A Death in Belmont by Sebastian Junger
|A Death in Belmont by Sebastian Junger|
|Category: True Crime|
|Reviewer: Sue Magee|
|Summary: The story of the Boston Strangler and his association with the Junger family along with a snapshot of American society with all its racial tensions in the early ninetteen sixties is highly recommended by The Bookbag.|
|Buy? Yes||Borrow? Yes|
|Pages: 256||Date: May 2007|
|Publisher: Harper Perennial|
Back in the early nineteen sixties President Kennedy was in the White House and his home city was being terrorised by a man who raped and murdered women in their own homes. He came to be known as The Boston Strangler. Sebastian Junger developed an interest in the case because of a chance connection with his own family.
In the autumn of 1962 when Junger was not yet a year old his mother looked out of the window to see two men staring intently at the house. She went to ask what they wanted and discovered that the elder of the two men had actually constructed the house in Maine and it was then shipped to Belmont. Ellen Junger wanted an artist's studio building on to the back of the house and asked if the men would like to bid for the work, which they did and won the contract. Three men worked on the site and when it was completed one of the men took a photograph of Junger, sitting on his mother's knee and behind them, Floyd Wiggins, who built the original house and the handyman, Al DeSalvo. History knows him better as the Boston Strangler.

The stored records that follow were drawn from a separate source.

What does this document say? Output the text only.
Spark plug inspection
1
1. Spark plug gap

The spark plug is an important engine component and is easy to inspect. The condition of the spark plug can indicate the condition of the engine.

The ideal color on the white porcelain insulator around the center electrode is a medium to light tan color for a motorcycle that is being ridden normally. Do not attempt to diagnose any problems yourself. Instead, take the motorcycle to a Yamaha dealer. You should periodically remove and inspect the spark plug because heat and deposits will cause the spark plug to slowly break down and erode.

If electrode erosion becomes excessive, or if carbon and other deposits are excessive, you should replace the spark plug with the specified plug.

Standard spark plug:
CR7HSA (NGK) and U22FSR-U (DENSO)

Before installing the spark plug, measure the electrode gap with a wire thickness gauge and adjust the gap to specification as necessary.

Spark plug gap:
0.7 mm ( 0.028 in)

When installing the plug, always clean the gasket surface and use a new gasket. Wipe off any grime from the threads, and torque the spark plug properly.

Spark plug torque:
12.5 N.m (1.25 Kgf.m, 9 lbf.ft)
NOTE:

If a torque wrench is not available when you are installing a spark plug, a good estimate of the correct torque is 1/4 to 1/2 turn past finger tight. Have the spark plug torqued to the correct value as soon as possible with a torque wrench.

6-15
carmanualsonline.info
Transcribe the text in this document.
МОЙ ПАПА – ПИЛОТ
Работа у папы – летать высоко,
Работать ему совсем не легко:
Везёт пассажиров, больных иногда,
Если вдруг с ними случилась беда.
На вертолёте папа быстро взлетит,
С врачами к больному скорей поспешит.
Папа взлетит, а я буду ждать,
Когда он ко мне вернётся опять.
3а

When I opened A Death in Belmont up I worried that it might be another 'my family's chance encounter with notoriety' book, but it's as far removed from that as it's possible to be. Whilst the studio was being built Bessie Goldberg was raped and murdered in her home in Belmont, just a few streets away from the Junger home. Local people immediately made the connection with the Boston Strangler, but the police were convinced that the murderer was Roy Smith, a black man who had been cleaning the Goldberg house.
What follows is a frightening portrait of America in the early nineteen sixties, with all its racial tensions and prejudices. Roy Smith stood trial for the rape and murder of Bessie Goldberg against the background of the assassination of President Kennedy and was convicted despite the flimsiness of the evidence against him. There's a stark portrait of racism at all levels of society with fascinating expositions of how this operated within the prison system and the effect it might have on whether or not an individual would admit to a crime for which someone else was serving a sentence.
Junger has the pacing of the book to a fine art. The story itself has all the impact of a first-class detective story but is far more satisfying because this is fact. There's information there too, with digressions about the different types of murder and homicide and how the distinctions came to be made as well as the application of 'reasonable doubt' in a court of law. The knowledge is essential to follow the story, but not over-detailed to the extent of becoming boring.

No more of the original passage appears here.